Sony Ends Blu-Ray, MD And MiniDV Media Production

With the slow demise of physical media the past years, companies are gradually closing shop on producing everything from the physical media itself to their players and recorders. For Sony this seems to have now escalated to where it’ll be shuttering its recordable optical media storage operations, after more than 18 years of producing recordable Blu-ray discs. As noted by [Toms Hardware] this also includes minidisc (MD) media and MiniDV cassettes.

We previously reported on Sony ending the production of recordable Blu-ray media for consumers, which now seems to have expanded to Sony’s remaining storage media. It also raises the likelihood that Sony’s next game console (likely PlayStation 6) will not feature any optical drive at all as Blu-ray loses importance. While MiniDV likely was only interesting to those of us still lugging one of those MiniDV camcorders around, the loss of MD production may be felt quite strongly in the indie music scene, where MD is experiencing somewhat of a revival alongside cassette tapes and vinyl records.

Although it would appear that physical media is now effectively dead in favor of streaming services, it might be too soon to mark its demise.

16 thoughts on “Sony Ends Blu-Ray, MD And MiniDV Media Production

      1. Seeing as there are still companies making CD-R, I doubt you need to worry about DVD-R suddenly becoming unavailable. Just expect prices to rise as the bigger manufacturers drop out.

        As for making a lifetime purchase, maybe scale that back to a decade purchase. In that time it’s quite possible you’ll be using a newer technology, even if it seems unthinkable now. Consider people who bought a pallet of 1.44 MB floppy disks 15 years ago when they started becoming scarce. I bet most of those floppies went unused.

  1. The linked article on Tom’s Hardware reads “Sony has announced it will end its recordable Blu-ray Disc media production in February”. To me this doesn’t sound like it will affect prerecorded movies and Playstation games.

    1. Agreed. I assume they will continue releasing content on disk because the profit margin is considerably wider vs a blank disk. And there are many more blu-ray players in the world than blu-ray burners.

        1. By the end of 50 years… let alone 1000 years. Who will care? At least at the home level of archiving :) . I won’t know of course, but I bet all the things I care about now, will be deep six’ed by someone when I am gone. That’s why I don’t care anymore. I keep everything I want to keep spinning (disk space is super ‘cheap’ ) and have HDD backups (which roll in and out of use) on-site and off-site. This method provides all the ‘long term’ that is needed. No need for ‘long long long’ term storage here. Still, it is sad to see an era of optical storage regulated to museum status like CRTs, manual adding machines and such.

          1. I agree the use cases are limited and not very profitable. But I can imagine this would be culturally valuable for archiving things like family histories, anthropological research, or niche movies.

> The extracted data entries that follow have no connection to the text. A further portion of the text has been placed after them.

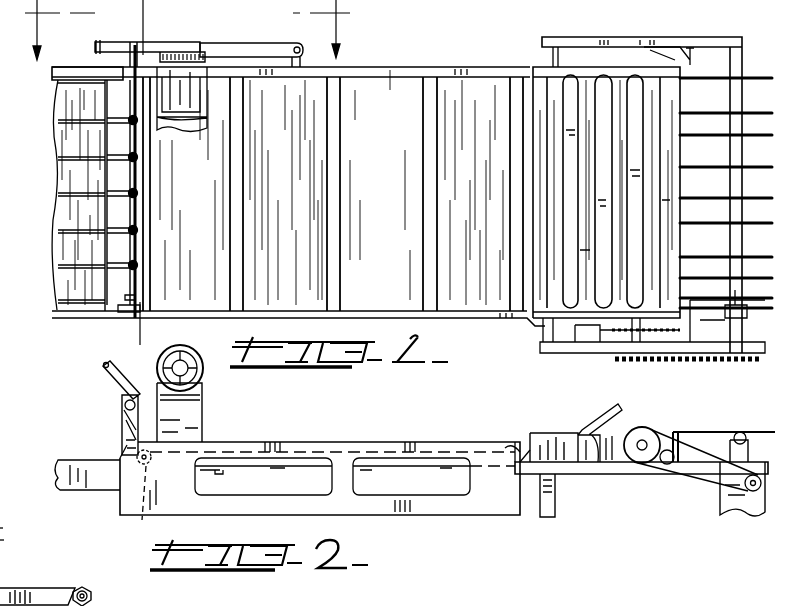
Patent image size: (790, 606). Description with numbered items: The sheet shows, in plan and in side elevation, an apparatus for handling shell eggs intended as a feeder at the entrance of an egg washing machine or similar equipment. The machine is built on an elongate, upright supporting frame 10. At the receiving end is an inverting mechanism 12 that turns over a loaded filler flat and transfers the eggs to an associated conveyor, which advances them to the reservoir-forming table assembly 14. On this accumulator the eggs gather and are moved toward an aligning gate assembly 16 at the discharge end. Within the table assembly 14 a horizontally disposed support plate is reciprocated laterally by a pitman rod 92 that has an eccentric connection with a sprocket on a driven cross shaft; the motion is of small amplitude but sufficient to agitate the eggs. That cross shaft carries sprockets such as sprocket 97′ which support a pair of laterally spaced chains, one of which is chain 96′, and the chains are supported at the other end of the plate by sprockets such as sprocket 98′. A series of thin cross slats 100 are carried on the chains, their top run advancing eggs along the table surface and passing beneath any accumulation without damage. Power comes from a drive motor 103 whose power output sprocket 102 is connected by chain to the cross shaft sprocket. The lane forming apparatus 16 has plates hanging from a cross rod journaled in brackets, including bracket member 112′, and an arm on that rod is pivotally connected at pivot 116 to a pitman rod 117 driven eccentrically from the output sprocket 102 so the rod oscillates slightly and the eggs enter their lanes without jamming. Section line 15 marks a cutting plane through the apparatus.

In FIG. 2, the supporting frame 10 is at (553, 521).
In FIG. 1, the inverting mechanism 12 is at (749, 70).
In FIG. 2, the inverting mechanism 12 is at (690, 424).
In FIG. 1, the reservoir-forming table assembly 14 is at (356, 64).
In FIG. 2, the reservoir-forming table assembly 14 is at (95, 448).
In FIG. 1, the section line 15 is at (110, 18).
In FIG. 1, the aligning gate assembly 16 is at (70, 343).
In FIG. 2, the aligning gate assembly 16 is at (108, 420).
In FIG. 1, the pitman rod 92 is at (240, 50).
In FIG. 2, the chain 96′ is at (362, 450).
In FIG. 2, the sprocket 97′ is at (140, 494).
In FIG. 2, the sprocket 98′ is at (510, 472).
In FIG. 1, the cross slats 100 is at (330, 150).
In FIG. 2, the power output sprocket 102 is at (10, 517).
In FIG. 1, the drive motor 103 is at (199, 95).
In FIG. 2, the drive motor 103 is at (0, 553).
In FIG. 1, the bracket member 112′ is at (130, 62).
In FIG. 2, the bracket member 112′ is at (122, 435).
In FIG. 2, the pivotal connection 116 is at (90, 588).
In FIG. 2, the pitman rod 117 is at (42, 597).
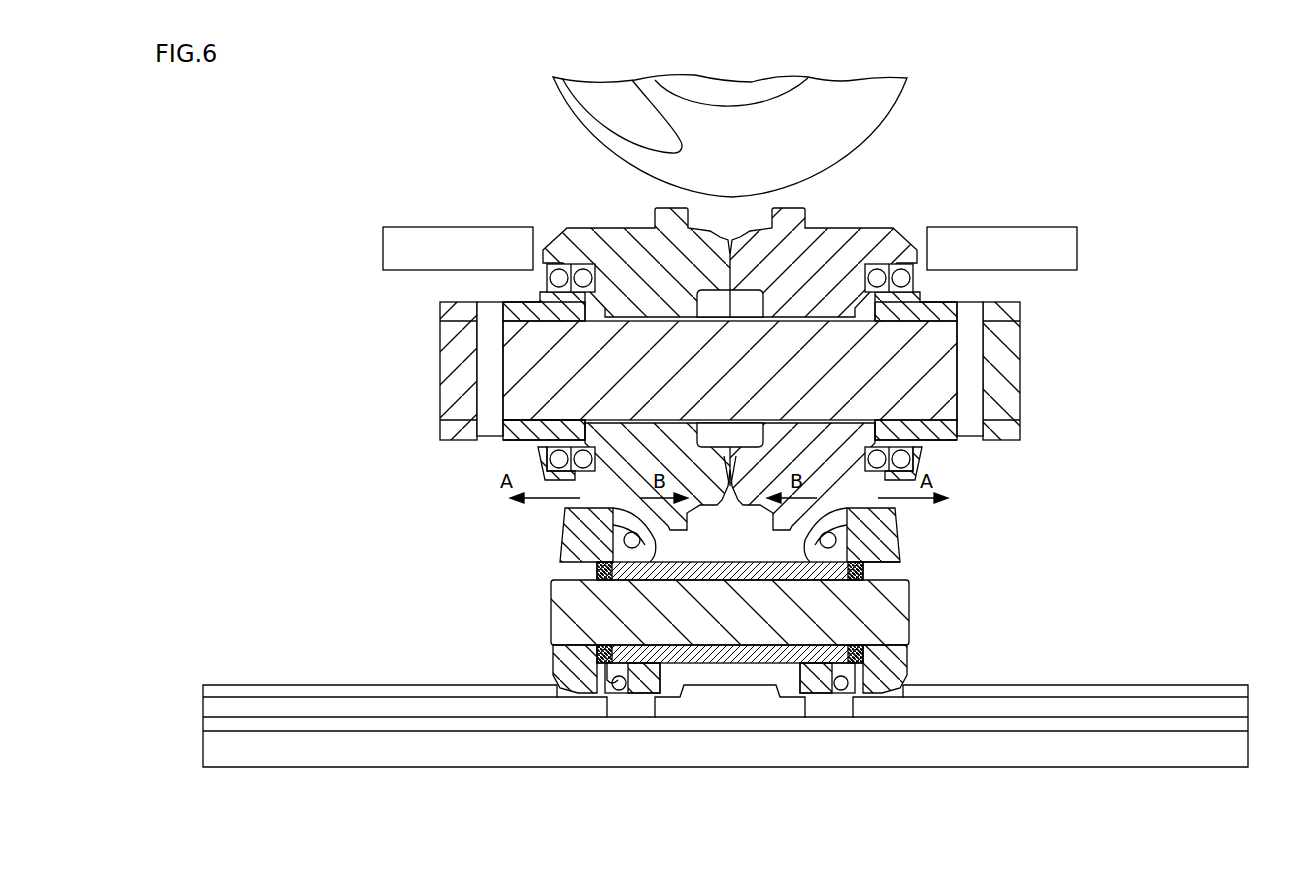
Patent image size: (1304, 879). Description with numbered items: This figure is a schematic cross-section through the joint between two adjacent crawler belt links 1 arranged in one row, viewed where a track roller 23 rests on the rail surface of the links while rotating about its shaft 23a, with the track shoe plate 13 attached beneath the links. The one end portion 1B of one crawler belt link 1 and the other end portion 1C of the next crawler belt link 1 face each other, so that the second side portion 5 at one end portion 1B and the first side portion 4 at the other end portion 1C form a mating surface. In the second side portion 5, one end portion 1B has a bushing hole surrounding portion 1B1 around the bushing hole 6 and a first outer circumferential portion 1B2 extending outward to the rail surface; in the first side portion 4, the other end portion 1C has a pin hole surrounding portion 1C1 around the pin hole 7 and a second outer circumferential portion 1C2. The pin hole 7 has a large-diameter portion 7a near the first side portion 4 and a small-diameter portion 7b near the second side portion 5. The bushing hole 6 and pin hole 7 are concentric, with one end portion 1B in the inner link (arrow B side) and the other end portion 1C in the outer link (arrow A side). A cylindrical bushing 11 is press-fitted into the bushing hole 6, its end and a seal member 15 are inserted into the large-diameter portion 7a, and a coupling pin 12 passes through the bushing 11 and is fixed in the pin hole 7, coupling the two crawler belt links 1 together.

The crawler belt link 1 is at (912, 660).
The one end portion 1B is at (653, 680).
The bushing hole surrounding portion 1B1 is at (832, 548).
The first outer circumferential portion 1B2 is at (830, 506).
The other end portion 1C is at (583, 673).
The pin hole surrounding portion 1C1 is at (870, 556).
The second outer circumferential portion 1C2 is at (838, 528).
The first side portion 4 is at (613, 673).
The second side portion 5 is at (628, 693).
The bushing hole 6 is at (605, 540).
The pin hole 7 is at (561, 543).
The large-diameter portion 7a is at (640, 553).
The small-diameter portion 7b is at (603, 565).
The bushing 11 is at (860, 573).
The coupling pin 12 is at (883, 613).
The track shoe plate 13 is at (1232, 750).
The seal member 15 is at (860, 653).
The track roller 23 is at (620, 250).
The shaft 23a is at (932, 373).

          2. But in that case, just ‘keep the data spinning’ somewhere, so to speak. It is the best way of making sure the storage media never goes obsolete. For example, my mom&dad transferred all their kodak slides and scanned photo album pictures to .jpg files and I have them all spinning on our computer now (my sister also has a copy). I can also see our kids, storing our data (plus, now, my parents data) for ‘historical’ reasons (pictures, movies, family records, and such) as well. HDDs and even SSDs are relativity cheap…

            Now for NASA storage needs… That is on a whole another scale… How they keep track of all the project/pictures/video/downloads of missions must be quite a thing to manage for ‘long term’ storage from the creation of NASA until now.

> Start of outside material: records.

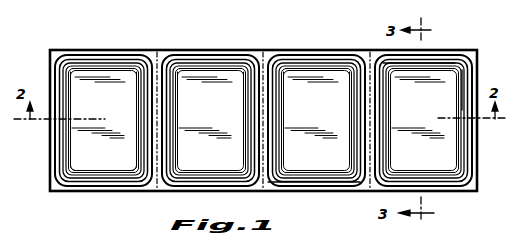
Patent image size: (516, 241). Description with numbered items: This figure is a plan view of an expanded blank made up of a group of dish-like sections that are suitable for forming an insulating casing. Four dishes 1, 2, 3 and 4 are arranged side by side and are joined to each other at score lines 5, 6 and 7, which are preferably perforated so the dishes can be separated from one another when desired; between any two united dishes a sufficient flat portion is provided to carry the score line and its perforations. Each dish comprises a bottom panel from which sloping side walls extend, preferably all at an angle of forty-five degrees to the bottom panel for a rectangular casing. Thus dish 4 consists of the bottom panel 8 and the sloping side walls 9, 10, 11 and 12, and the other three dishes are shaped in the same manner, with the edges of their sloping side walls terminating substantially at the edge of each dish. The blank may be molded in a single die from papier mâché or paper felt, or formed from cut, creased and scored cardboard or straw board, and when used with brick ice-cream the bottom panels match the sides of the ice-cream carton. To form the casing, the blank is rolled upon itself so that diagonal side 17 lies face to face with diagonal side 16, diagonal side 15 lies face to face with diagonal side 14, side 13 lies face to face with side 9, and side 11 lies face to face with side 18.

The dish 1 is at (98, 50).
The dish 2 is at (202, 50).
The dish 3 is at (303, 50).
The dish 4 is at (433, 50).
The score line 5 is at (156, 50).
The score line 6 is at (260, 50).
The score line 7 is at (370, 50).
The bottom panel 8 is at (115, 162).
The sloping side wall 9 is at (377, 108).
The sloping side wall 10 is at (444, 62).
The sloping side wall 11 is at (461, 95).
The sloping side wall 12 is at (300, 180).
The side 13 is at (350, 83).
The diagonal side 14 is at (307, 87).
The diagonal side 15 is at (245, 87).
The diagonal side 16 is at (167, 102).
The diagonal side 17 is at (140, 87).
The side 18 is at (58, 102).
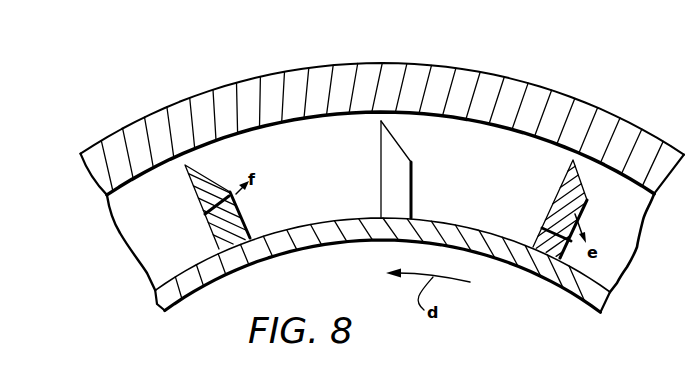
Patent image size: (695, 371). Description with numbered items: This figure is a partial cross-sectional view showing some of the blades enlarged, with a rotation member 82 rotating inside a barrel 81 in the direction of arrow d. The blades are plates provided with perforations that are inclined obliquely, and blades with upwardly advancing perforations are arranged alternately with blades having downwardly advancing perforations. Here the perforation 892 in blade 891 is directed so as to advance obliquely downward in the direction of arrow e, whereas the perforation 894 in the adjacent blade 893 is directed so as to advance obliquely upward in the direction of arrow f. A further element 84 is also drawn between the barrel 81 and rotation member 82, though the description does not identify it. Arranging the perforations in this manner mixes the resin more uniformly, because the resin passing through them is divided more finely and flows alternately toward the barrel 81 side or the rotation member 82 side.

The barrel 81 is at (347, 77).
The rotation member 82 is at (360, 232).
The central fin 84 is at (442, 155).
The blade 891 is at (578, 193).
The perforation 892 is at (558, 203).
The blade 893 is at (208, 186).
The perforation 894 is at (242, 204).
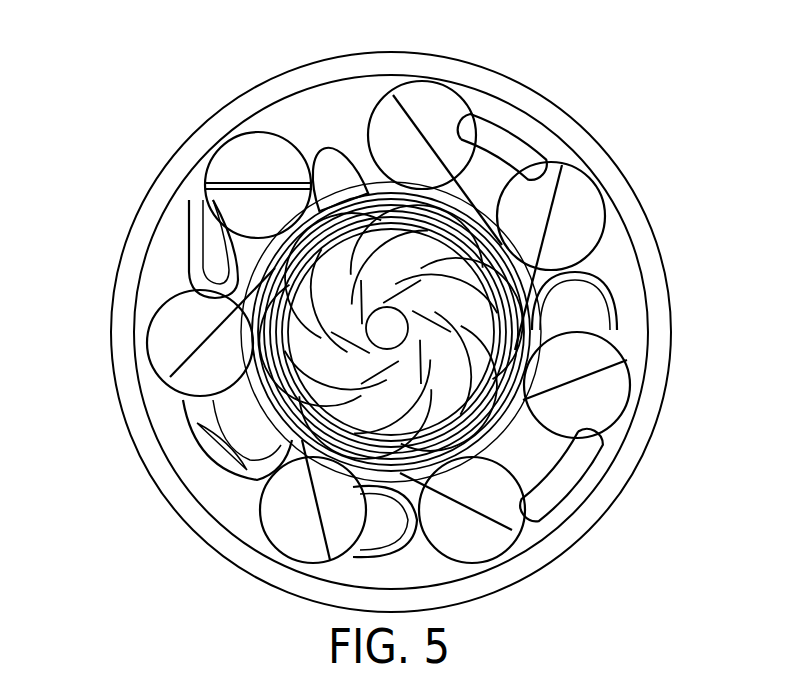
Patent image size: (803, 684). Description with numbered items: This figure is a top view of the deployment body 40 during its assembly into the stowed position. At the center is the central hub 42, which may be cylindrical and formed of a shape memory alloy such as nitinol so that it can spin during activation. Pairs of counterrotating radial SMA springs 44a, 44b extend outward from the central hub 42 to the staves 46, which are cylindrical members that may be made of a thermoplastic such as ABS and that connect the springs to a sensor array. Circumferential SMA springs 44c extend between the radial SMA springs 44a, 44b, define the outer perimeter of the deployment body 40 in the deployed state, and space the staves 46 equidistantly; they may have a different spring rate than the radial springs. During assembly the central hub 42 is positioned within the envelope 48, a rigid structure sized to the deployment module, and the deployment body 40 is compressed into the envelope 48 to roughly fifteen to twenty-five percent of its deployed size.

The deployment body 40 is at (225, 162).
The central hub 42 is at (378, 270).
The radial SMA spring 44a is at (305, 270).
The radial SMA spring 44b is at (497, 248).
The circumferential SMA spring 44c is at (245, 483).
The stave 46 is at (440, 108).
The envelope 48 is at (570, 118).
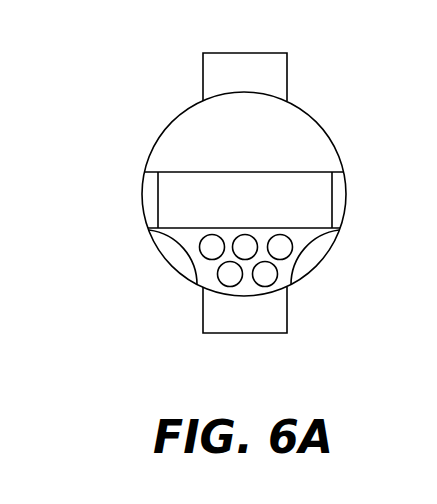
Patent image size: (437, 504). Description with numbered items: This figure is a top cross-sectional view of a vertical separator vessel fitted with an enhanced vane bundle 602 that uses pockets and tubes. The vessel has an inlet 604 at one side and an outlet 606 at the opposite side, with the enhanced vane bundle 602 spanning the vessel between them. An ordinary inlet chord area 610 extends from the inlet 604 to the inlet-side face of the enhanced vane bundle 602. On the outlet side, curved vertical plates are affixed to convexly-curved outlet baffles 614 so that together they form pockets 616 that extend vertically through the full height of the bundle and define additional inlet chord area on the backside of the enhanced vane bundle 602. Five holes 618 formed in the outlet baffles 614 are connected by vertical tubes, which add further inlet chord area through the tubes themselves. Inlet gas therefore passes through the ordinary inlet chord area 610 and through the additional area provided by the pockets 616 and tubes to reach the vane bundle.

  2. I was so totally fed up with the “entertainment industry” previously, and when they introduced the DVD with non skippable warnings that I’m a pirate and other garbage that I never bought a DVD player (for movies) myself. I was already accused of pirating, so I became one. Up to 10 or so years ago this was even legal here in Europe. So I don’t care much about the demise of it’s successor either.

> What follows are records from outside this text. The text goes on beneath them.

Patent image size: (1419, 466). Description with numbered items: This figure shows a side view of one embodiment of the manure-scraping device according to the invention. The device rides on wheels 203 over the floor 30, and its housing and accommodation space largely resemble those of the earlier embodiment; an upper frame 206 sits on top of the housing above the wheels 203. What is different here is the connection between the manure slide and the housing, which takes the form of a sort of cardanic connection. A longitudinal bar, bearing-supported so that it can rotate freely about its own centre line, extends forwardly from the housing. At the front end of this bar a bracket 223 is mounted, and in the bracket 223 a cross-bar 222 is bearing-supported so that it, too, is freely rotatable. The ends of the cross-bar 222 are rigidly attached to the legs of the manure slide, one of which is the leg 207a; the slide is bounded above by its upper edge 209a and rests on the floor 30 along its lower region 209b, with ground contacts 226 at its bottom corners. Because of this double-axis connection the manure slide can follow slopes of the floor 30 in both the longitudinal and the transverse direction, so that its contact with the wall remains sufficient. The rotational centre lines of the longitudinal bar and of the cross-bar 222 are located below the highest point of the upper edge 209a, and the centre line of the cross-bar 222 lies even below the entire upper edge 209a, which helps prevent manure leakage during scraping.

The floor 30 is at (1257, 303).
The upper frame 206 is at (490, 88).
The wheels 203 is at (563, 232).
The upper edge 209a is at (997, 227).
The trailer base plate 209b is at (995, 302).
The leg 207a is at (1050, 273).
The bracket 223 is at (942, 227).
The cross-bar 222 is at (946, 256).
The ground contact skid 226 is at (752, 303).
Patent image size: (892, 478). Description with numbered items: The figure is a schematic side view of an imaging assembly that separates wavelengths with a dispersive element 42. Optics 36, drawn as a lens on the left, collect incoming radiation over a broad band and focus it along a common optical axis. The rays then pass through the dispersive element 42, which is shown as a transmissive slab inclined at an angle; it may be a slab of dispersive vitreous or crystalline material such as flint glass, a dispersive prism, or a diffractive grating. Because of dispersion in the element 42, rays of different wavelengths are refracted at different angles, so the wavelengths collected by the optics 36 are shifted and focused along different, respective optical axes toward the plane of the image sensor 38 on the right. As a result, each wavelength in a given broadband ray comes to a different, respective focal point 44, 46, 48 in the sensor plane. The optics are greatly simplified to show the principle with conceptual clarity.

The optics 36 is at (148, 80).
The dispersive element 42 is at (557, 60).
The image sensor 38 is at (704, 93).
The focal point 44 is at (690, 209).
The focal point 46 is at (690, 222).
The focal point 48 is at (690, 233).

    And sony… CD rootkit scandal, proprietary memory sticks, cancellation of “Oter OS” is what I can easily recall. I assume they had more of such, but sony don’t get a capital s from me no more.

    1. Even what you are doing is ‘obsolete’. Somewhere on the net is a site that has the movie/music/whatever that you want to view/hear for free anyway. No need to ‘pirate’. And takes up none of your own disk space to boot. The internet has truly become a bottomless pit of information/entertainment…. for good and bad, it is what it is.